(1) The Administrator shall have the responsibilities, faculties and powers that are necessary and convenient to execute the provisions of this chapter, including, without it being construed as a limitation, the following:
(a) Perform all necessary administrative and judicial efforts and actions to ensure compliance with the purposes of this chapter.
(b) Enter into agreements and administratively coordinate with the pertinent government agencies, departments or bodies, and the Judicial Branch, as well as with other public or private institutions, the adoption of measures addressed to achieve compliance of the public policy established in this chapter, as well as its purposes and objectives.
(c) Identify and locate adult descendants or any other persons who are legally bound to provide support to the elderly in all cases that it is necessary, or when requested to do so in order to comply with the purposes of this chapter, pursuant to the provisions of § 735a of this title.
(d) Render the services for the support of the elderly authorized by this chapter to any private person who requests the same in judicial and administrative actions to establish, fix, level, modify and enforce compliance of the obligation to provide elderly support of any person so bound by law. It is specifically included in this category of persons, those natural or juridical persons who are in charge of the daily care of the elderly-obligee: The legal representation offered by the Administrator pursuant to the provisions of this chapter shall always be in the best interest of the elderly person.

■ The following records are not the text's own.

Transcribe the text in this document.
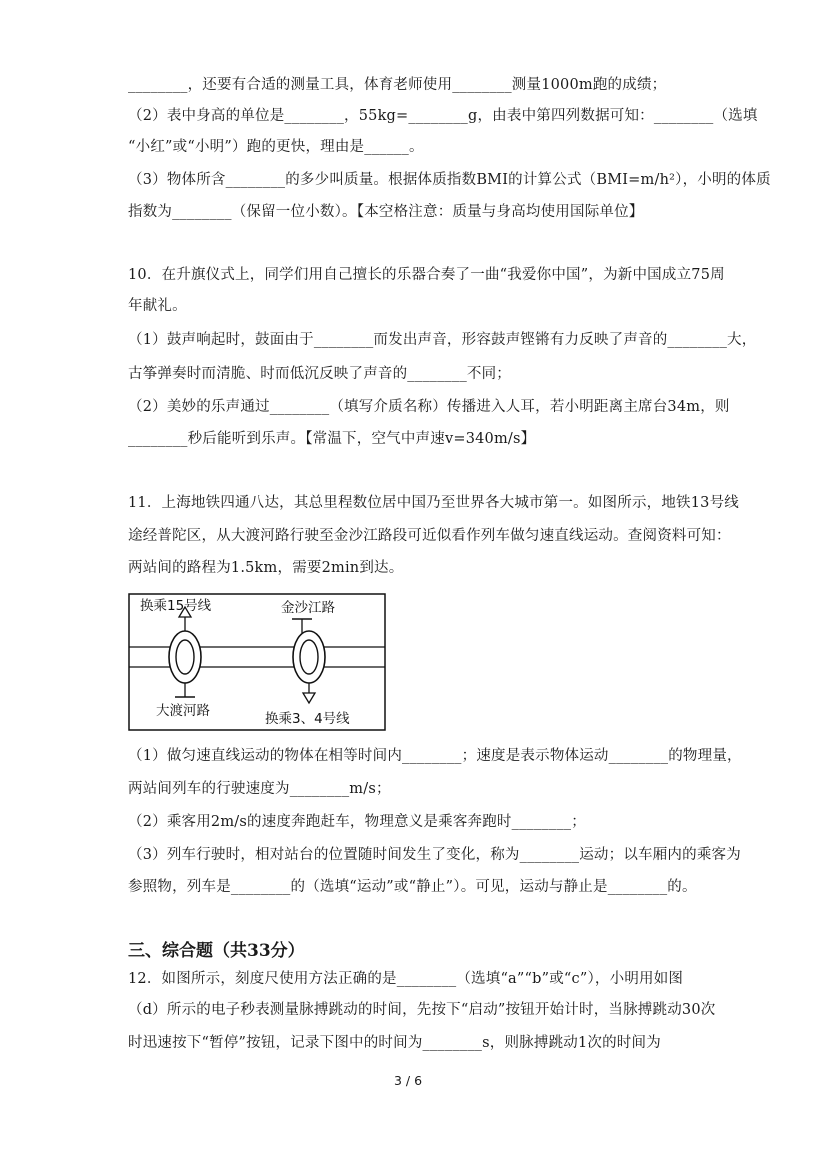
________，还要有合适的测量工具，体育老师使用________测量1000m跑的成绩；
（2）表中身高的单位是________，55kg=________g，由表中第四列数据可知：________（选填
“小红”或“小明”）跑的更快，理由是______。
（3）物体所含________的多少叫质量。根据体质指数BMI的计算公式（BMI=m/h²），小明的体质
指数为________（保留一位小数）。【本空格注意：质量与身高均使用国际单位】
10．在升旗仪式上，同学们用自己擅长的乐器合奏了一曲“我爱你中国”，为新中国成立75周
年献礼。
（1）鼓声响起时，鼓面由于________而发出声音，形容鼓声铿锵有力反映了声音的________大，
古筝弹奏时而清脆、时而低沉反映了声音的________不同；
（2）美妙的乐声通过________（填写介质名称）传播进入人耳，若小明距离主席台34m，则
________秒后能听到乐声。【常温下，空气中声速v=340m/s】
11．上海地铁四通八达，其总里程数位居中国乃至世界各大城市第一。如图所示，地铁13号线
途经普陀区，从大渡河路行驶至金沙江路段可近似看作列车做匀速直线运动。查阅资料可知：
两站间的路程为1.5km，需要2min到达。
换乘15号线	金沙江路
大渡河路	换乘3、4号线
（1）做匀速直线运动的物体在相等时间内________；速度是表示物体运动________的物理量，
两站间列车的行驶速度为________m/s；
（2）乘客用2m/s的速度奔跑赶车，物理意义是乘客奔跑时________；
（3）列车行驶时，相对站台的位置随时间发生了变化，称为________运动；以车厢内的乘客为
参照物，列车是________的（选填“运动”或“静止”）。可见，运动与静止是________的。
三、综合题（共33分）
12．如图所示，刻度尺使用方法正确的是________（选填“a”“b”或“c”），小明用如图
（d）所示的电子秒表测量脉搏跳动的时间，先按下“启动”按钮开始计时，当脉搏跳动30次
时迅速按下“暂停”按钮，记录下图中的时间为________s，则脉搏跳动1次的时间为
3 / 6
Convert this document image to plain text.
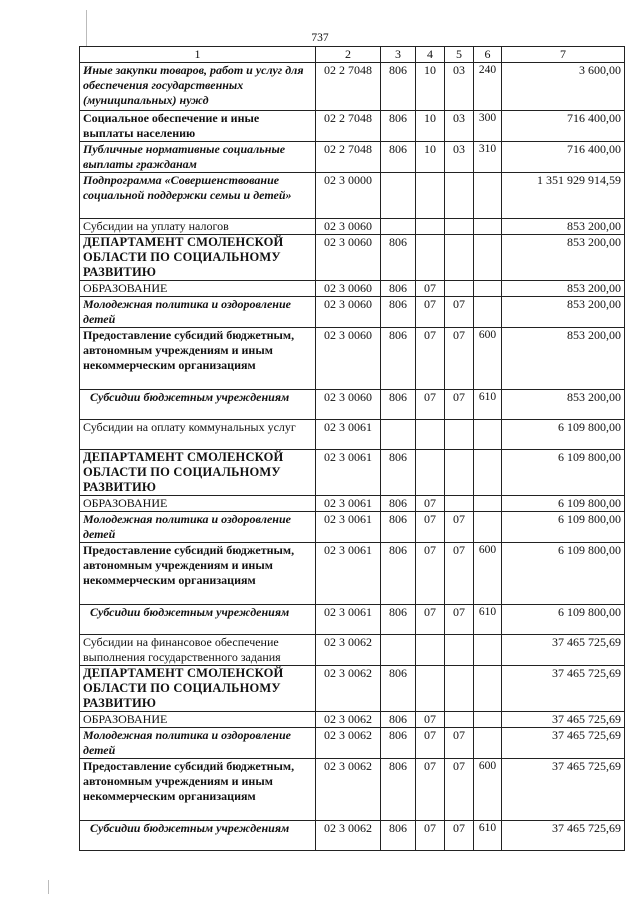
737
1	2	3	4	5	6	7
Иные закупки товаров, работ и услуг для обеспечения государственных (муниципальных) нужд	02 2 7048	806	10	03	240	3 600,00
Социальное обеспечение и иные выплаты населению	02 2 7048	806	10	03	300	716 400,00
Публичные нормативные социальные выплаты гражданам	02 2 7048	806	10	03	310	716 400,00
Подпрограмма «Совершенствование социальной поддержки семьи и детей»	02 3 0000					1 351 929 914,59
Субсидии на уплату налогов	02 3 0060					853 200,00
ДЕПАРТАМЕНТ СМОЛЕНСКОЙ ОБЛАСТИ ПО СОЦИАЛЬНОМУ РАЗВИТИЮ	02 3 0060	806				853 200,00
ОБРАЗОВАНИЕ	02 3 0060	806	07			853 200,00
Молодежная политика и оздоровление детей	02 3 0060	806	07	07		853 200,00
Предоставление субсидий бюджетным, автономным учреждениям и иным некоммерческим организациям	02 3 0060	806	07	07	600	853 200,00
Субсидии бюджетным учреждениям	02 3 0060	806	07	07	610	853 200,00
Субсидии на оплату коммунальных услуг	02 3 0061					6 109 800,00
ДЕПАРТАМЕНТ СМОЛЕНСКОЙ ОБЛАСТИ ПО СОЦИАЛЬНОМУ РАЗВИТИЮ	02 3 0061	806				6 109 800,00
ОБРАЗОВАНИЕ	02 3 0061	806	07			6 109 800,00
Молодежная политика и оздоровление детей	02 3 0061	806	07	07		6 109 800,00
Предоставление субсидий бюджетным, автономным учреждениям и иным некоммерческим организациям	02 3 0061	806	07	07	600	6 109 800,00
Субсидии бюджетным учреждениям	02 3 0061	806	07	07	610	6 109 800,00
Субсидии на финансовое обеспечение выполнения государственного задания	02 3 0062					37 465 725,69
ДЕПАРТАМЕНТ СМОЛЕНСКОЙ ОБЛАСТИ ПО СОЦИАЛЬНОМУ РАЗВИТИЮ	02 3 0062	806				37 465 725,69
ОБРАЗОВАНИЕ	02 3 0062	806	07			37 465 725,69
Молодежная политика и оздоровление детей	02 3 0062	806	07	07		37 465 725,69
Предоставление субсидий бюджетным, автономным учреждениям и иным некоммерческим организациям	02 3 0062	806	07	07	600	37 465 725,69
Субсидии бюджетным учреждениям	02 3 0062	806	07	07	610	37 465 725,69
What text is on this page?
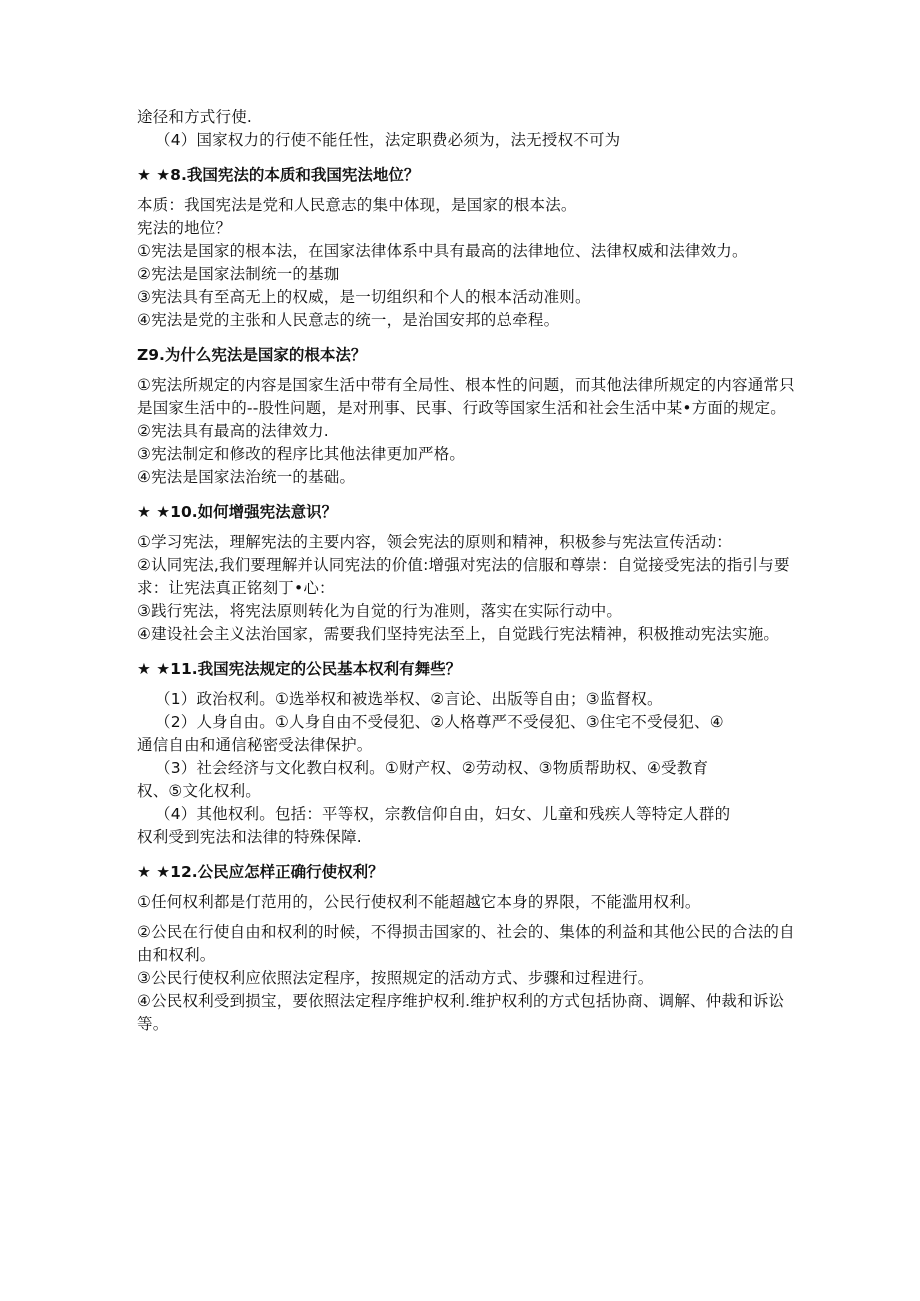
途径和方式行使.
（4）国家权力的行使不能任性，法定职费必须为，法无授权不可为
★ ★8.我国宪法的本质和我国宪法地位？
本质：我国宪法是党和人民意志的集中体现，是国家的根本法。
宪法的地位？
①宪法是国家的根本法，在国家法律体系中具有最高的法律地位、法律权威和法律效力。
②宪法是国家法制统一的基珈
③宪法具有至高无上的权威，是一切组织和个人的根本活动准则。
④宪法是党的主张和人民意志的统一，是治国安邦的总牵程。
Z9.为什么宪法是国家的根本法？
①宪法所规定的内容是国家生活中带有全局性、根本性的问题，而其他法律所规定的内容通常只是国家生活中的--股性问题，是对刑事、民事、行政等国家生活和社会生活中某•方面的规定。
②宪法具有最高的法律效力.
③宪法制定和修改的程序比其他法律更加严格。
④宪法是国家法治统一的基础。
★ ★10.如何增强宪法意识？
①学习宪法，理解宪法的主要内容，领会宪法的原则和精神，积极参与宪法宣传活动：
②认同宪法,我们要理解并认同宪法的价值:增强对宪法的信服和尊崇：自觉接受宪法的指引与要求：让宪法真正铭刻丁•心：
③践行宪法，将宪法原则转化为自觉的行为准则，落实在实际行动中。
④建设社会主义法治国家，需要我们坚持宪法至上，自觉践行宪法精神，积极推动宪法实施。
★ ★11.我国宪法规定的公民基本权利有舞些？
（1）政治权利。①选举权和被选举权、②言论、出版等自由；③监督权。
（2）人身自由。①人身自由不受侵犯、②人格尊严不受侵犯、③住宅不受侵犯、④
通信自由和通信秘密受法律保护。
（3）社会经济与文化教白权利。①财产权、②劳动权、③物质帮助权、④受教育
权、⑤文化权利。
（4）其他权利。包括：平等权，宗教信仰自由，妇女、儿童和残疾人等特定人群的
权利受到宪法和法律的特殊保障.
★ ★12.公民应怎样正确行使权利？
①任何权利都是仃范用的，公民行使权利不能超越它本身的界限，不能滥用权利。
②公民在行使自由和权利的时候，不得损击国家的、社会的、集体的利益和其他公民的合法的自由和权利。
③公民行使权利应依照法定程序，按照规定的活动方式、步骤和过程进行。
④公民权利受到损宝，要依照法定程序维护权利.维护权利的方式包括协商、调解、仲裁和诉讼等。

(e) Designate assistant prosecutors to represent the Program in elderly support procedures and before other agencies, government bodies and the courts of the Commonwealth of Puerto Rico. The Administrator may request to the Secretary of Justice to appoint these lawyers as special prosecutors so that, as part of their functions, they may act in procedures of a criminal nature for violations of the laws, regulations or orders administered by the Program. This power may be delegated by the Secretary of Justice on the Deputy Secretary, the assistant secretaries and on the Chief of the Investigations and Criminal Procedure Division of the Department of Justice.
(f) Shall disclose the elderly support services authorized by this chapter, and the criteria, eligibility requirements and the costs thereof, if any.
(g) Establish a broad and vigorous educational program to promote compliance of the moral and legal obligation of the descendants and persons responsible for providing support for the elderly; coordinate and promote that persons and educational, charitable, civic, religious, social, recreational, professional, occupational, unions, commercial, industrial and agricultural entities foster the public policy of responsibility for the support of elderly persons, and request the cooperation of all profit or non-profit public and private mass communications media to contribute to the educational process of complying with the responsibility of supporting [the] elderly, in order to achieve the strengthening of the fundamental institution of society, the family. To achieve these purposes, the Program is empowered to organize all types of activities and to use all personal, group or mass communication media including the production and placing of advertisements in radio, press, television and other communications media, including the Internet. The Program shall publish the availability of the elderly support services at least once a year, including information on costs and locations where such services may be requested.
(h) Request, receive and accept funds and donations to render the services authorized by this chapter and execute contracts and any other instrument that is necessary or convenient to exercise any of his/her powers, as well as to contract the necessary technical services to conduct investigations, processing of cases and data, collecting of elderly support payments, and any other action needed to comply with the purposes of this chapter, with individuals, groups, corporations, any federal agency, the Government of the United States, the Commonwealth of Puerto Rico, its agencies or political subdivisions.
(i) Perform research and studies to determine and evaluate the nature of the services to be rendered.
(j) Adopt, with the approval of the Secretary, the regulations and procedures needed to execute the purposes of this chapter. The Administrator is expressly empowered to determine through regulations, those rules and norms needed to implement the administrative mediation procedure and those services for which he/she shall require the payment of a reasonable sum and the reimbursement of the expenses incurred to render services, as well as to determine who shall be required to pay for them, the criteria for it, the amount to be paid, and the method of payment.
(k) Establish, with the approval of the Secretary, the internal organization of the Program and the mechanism for coordination and programmatic and operational integration needed for a comprehensive treatment of the family, pursuant to the functions and duties of the Department.
(l) To initiate the corresponding legal actions to challenge transactions or obtain a remedy in the best interest of the obligee pursuant to the provisions of §§ 401 et seq. of Title 19, when there is prima facie evidence that an obligor against whom an elderly support judicial action is pending, transfers a property or income to evade the current or future payment of elderly support.
(2) The Administrator or the person designated by him/her shall have authority to disclose the financial information or of another kind in public or private entities with the purpose of enforcing a support obligation for the elderly.
History —Aug. 12, 2000, No. 168, § 9, renumbered as § 8 and amended on Aug. 17, 2002, No. 193, § 9.